As famílias, para Meier, não devem ser divididas em
"estruturadas" e "desestruturadas" por causa de sua
formação, já que o aumento no número de divórcios tem criado novas relações.
Ele defende o enfoque na funcionalidade da família. "Existem famílias com
papai, mamãe e filhos que sãp desfuncionais, porque os pais não dão atenção às
crianças, e famílias sem o pai, mas em que a mãe faz um trabalho maravilhoso,
ou os avós e tios também ajudam", explicou.

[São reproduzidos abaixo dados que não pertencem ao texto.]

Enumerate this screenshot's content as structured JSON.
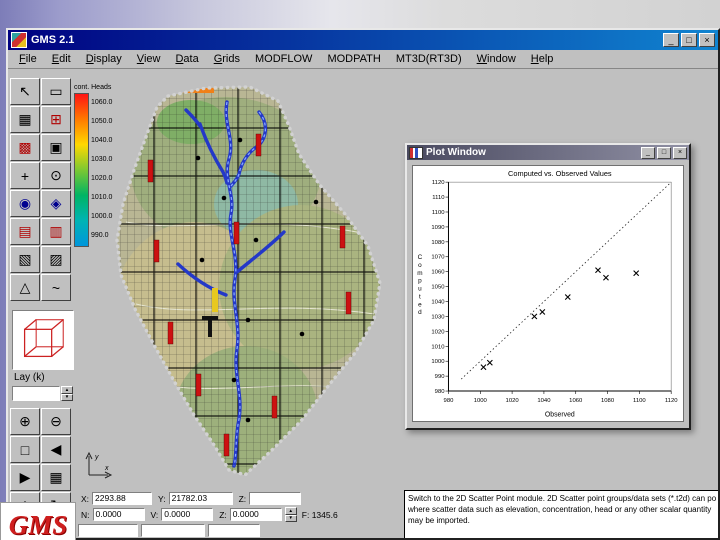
{
  "slide": {
    "logo_text": "GMS"
  },
  "window": {
    "title": "GMS 2.1",
    "controls": {
      "minimize": "_",
      "maximize": "□",
      "close": "×"
    }
  },
  "menu": {
    "items": [
      {
        "label": "File",
        "u": 0
      },
      {
        "label": "Edit",
        "u": 0
      },
      {
        "label": "Display",
        "u": 0
      },
      {
        "label": "View",
        "u": 0
      },
      {
        "label": "Data",
        "u": 0
      },
      {
        "label": "Grids",
        "u": 0
      },
      {
        "label": "MODFLOW",
        "u": -1
      },
      {
        "label": "MODPATH",
        "u": -1
      },
      {
        "label": "MT3D(RT3D)",
        "u": -1
      },
      {
        "label": "Window",
        "u": 0
      },
      {
        "label": "Help",
        "u": 0
      }
    ]
  },
  "legend": {
    "title": "cont. Heads",
    "labels": [
      "1060.0",
      "1050.0",
      "1040.0",
      "1030.0",
      "1020.0",
      "1010.0",
      "1000.0",
      "990.0"
    ],
    "ramp_colors": [
      "#ff1414",
      "#ff7a00",
      "#ffd800",
      "#7cc832",
      "#00b464",
      "#00b4b4",
      "#0096dc"
    ]
  },
  "tool_palette": {
    "layer_label": "Lay (k)",
    "layer_value": "",
    "top": [
      {
        "name": "select-tool",
        "glyph": "↖",
        "color": "#000000"
      },
      {
        "name": "select-box-tool",
        "glyph": "▭",
        "color": "#000000"
      },
      {
        "name": "grid-frame-tool",
        "glyph": "▦",
        "color": "#000000"
      },
      {
        "name": "create-grid-tool",
        "glyph": "⊞",
        "color": "#b00000"
      },
      {
        "name": "mesh-tool",
        "glyph": "▩",
        "color": "#b00000"
      },
      {
        "name": "region-select-tool",
        "glyph": "▣",
        "color": "#000000"
      },
      {
        "name": "pan-tool",
        "glyph": "+",
        "color": "#000000"
      },
      {
        "name": "zoom-tool",
        "glyph": "⊙",
        "color": "#000000"
      },
      {
        "name": "node-select-tool",
        "glyph": "◉",
        "color": "#000090"
      },
      {
        "name": "element-select-tool",
        "glyph": "◈",
        "color": "#000090"
      },
      {
        "name": "row-select-tool",
        "glyph": "▤",
        "color": "#b00000"
      },
      {
        "name": "column-select-tool",
        "glyph": "▥",
        "color": "#b00000"
      },
      {
        "name": "cell-fill-tool",
        "glyph": "▧",
        "color": "#000000"
      },
      {
        "name": "cell-hatch-tool",
        "glyph": "▨",
        "color": "#000000"
      },
      {
        "name": "polygon-tool",
        "glyph": "△",
        "color": "#000000"
      },
      {
        "name": "arc-tool",
        "glyph": "~",
        "color": "#000000"
      }
    ],
    "bottom": [
      {
        "name": "zoom-in-tool",
        "glyph": "⊕",
        "color": "#000000"
      },
      {
        "name": "zoom-out-tool",
        "glyph": "⊖",
        "color": "#000000"
      },
      {
        "name": "frame-view-tool",
        "glyph": "□",
        "color": "#000000"
      },
      {
        "name": "previous-view-tool",
        "glyph": "◀",
        "color": "#000000"
      },
      {
        "name": "next-view-tool",
        "glyph": "▶",
        "color": "#000000"
      },
      {
        "name": "plan-view-tool",
        "glyph": "▦",
        "color": "#000000"
      },
      {
        "name": "oblique-view-tool",
        "glyph": "◇",
        "color": "#000000"
      },
      {
        "name": "rotate-view-tool",
        "glyph": "↻",
        "color": "#000000"
      },
      {
        "name": "shade-tool",
        "glyph": "▲",
        "color": "#b00000"
      },
      {
        "name": "wireframe-tool",
        "glyph": "▽",
        "color": "#000000"
      }
    ]
  },
  "map": {
    "axis_x": "x",
    "axis_y": "y"
  },
  "plot_window": {
    "title": "Plot Window",
    "controls": [
      "_",
      "□",
      "×"
    ]
  },
  "chart_data": {
    "type": "scatter",
    "title": "Computed vs. Observed Values",
    "xlabel": "Observed",
    "ylabel": "Computed",
    "xlim": [
      980,
      1120
    ],
    "ylim": [
      980,
      1120
    ],
    "x_ticks": [
      980,
      1000,
      1020,
      1040,
      1060,
      1080,
      1100,
      1120
    ],
    "y_ticks": [
      980,
      990,
      1000,
      1010,
      1020,
      1030,
      1040,
      1050,
      1060,
      1070,
      1080,
      1090,
      1100,
      1110,
      1120
    ],
    "points": [
      {
        "x": 1002,
        "y": 996
      },
      {
        "x": 1006,
        "y": 999
      },
      {
        "x": 1034,
        "y": 1030
      },
      {
        "x": 1039,
        "y": 1033
      },
      {
        "x": 1055,
        "y": 1043
      },
      {
        "x": 1074,
        "y": 1061
      },
      {
        "x": 1079,
        "y": 1056
      },
      {
        "x": 1098,
        "y": 1059
      }
    ],
    "reference_line": {
      "from": [
        988,
        988
      ],
      "to": [
        1120,
        1120
      ],
      "style": "dotted"
    },
    "marker": "x",
    "legend_position": "none",
    "grid": false
  },
  "status": {
    "rows": [
      {
        "fields": [
          {
            "label": "X:",
            "value": "2293.88",
            "w": 54
          },
          {
            "label": "Y:",
            "value": "21782.03",
            "w": 58
          },
          {
            "label": "Z:",
            "value": "",
            "w": 46
          }
        ]
      },
      {
        "fields": [
          {
            "label": "N:",
            "value": "0.0000",
            "w": 46
          },
          {
            "label": "V:",
            "value": "0.0000",
            "w": 46
          },
          {
            "label": "Z:",
            "value": "0.0000",
            "w": 46
          }
        ],
        "spinner": true,
        "tail": {
          "label": "F:",
          "value": "1345.6"
        }
      },
      {
        "fields": [
          {
            "label": "",
            "value": "",
            "w": 54
          },
          {
            "label": "",
            "value": "",
            "w": 58
          },
          {
            "label": "",
            "value": "",
            "w": 46
          }
        ]
      }
    ],
    "help_lines": [
      "Switch to the 2D Scatter Point module. 2D Scatter point groups/data sets (*.t2d) can po",
      "where scatter data such as elevation, concentration, head or any other scalar quantity",
      "may be imported."
    ]
  },
  "colors": {
    "titlebar_from": "#000080",
    "titlebar_to": "#1084d0",
    "chrome": "#c0c0c0",
    "stream_blue": "#2438c8",
    "well_red": "#cc1111",
    "boundary_orange": "#f08018"
  }
}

A falta de tempo dos pais, também cada vez mais conectados
às tecnologias, faz com que os poucos momentos com os filhos sejam de
interação, com brincadeiras, jogos e diversão, e provoca a escassez momentos de
intimidade necessários para construir uma relação de qualidade entre eles. O
resultado é que as crianças hoje em dia chegam às escolas cada vez mais
indisciplinadas, aumentando assim a exigência dos professores para manter a
autoridade.
Do que se trata o tema geral?
A nossa sociedade hoje está sofrendo transformações muito grandes em termos de
acesso à informação e tecnologia, que faz com que as relações se modifiquem. Os
adolescentes antigamente se reuniam e ficavam horas dançando ou batendo papo,
fazendo festas de garagem. Então eles eram obrigados a aprender a lidar com o
cara chato, com o sarna, aquele que incomoda. O adolescente tem a
característica de corrigir um ao outro, pegar no pé, isso é muito saudável para
desenvolver mecanismos de socialização, a pedir com licença, por favor,
desculpa.
E qual a diferença hoje?
Com a tecnologia, ele não tem mais a oportunidade do olho no olho, se não
gostou de um cara, ele bloqueia no MSN [mensageiro instantâneo], na sala de
bate-papo. O adolescente não está mais acostumado a aceitar crítica, ele fica
frágil, não suporta as críticas. Isso faz também com que, na escola, o
professor que exija um pouco mais é mal visto. O adolescente reclama, acha
ruim, não está acostumado a receber esse tipo de cobrança do professor que pega
no pé.
Como a família influencia esse comportamento?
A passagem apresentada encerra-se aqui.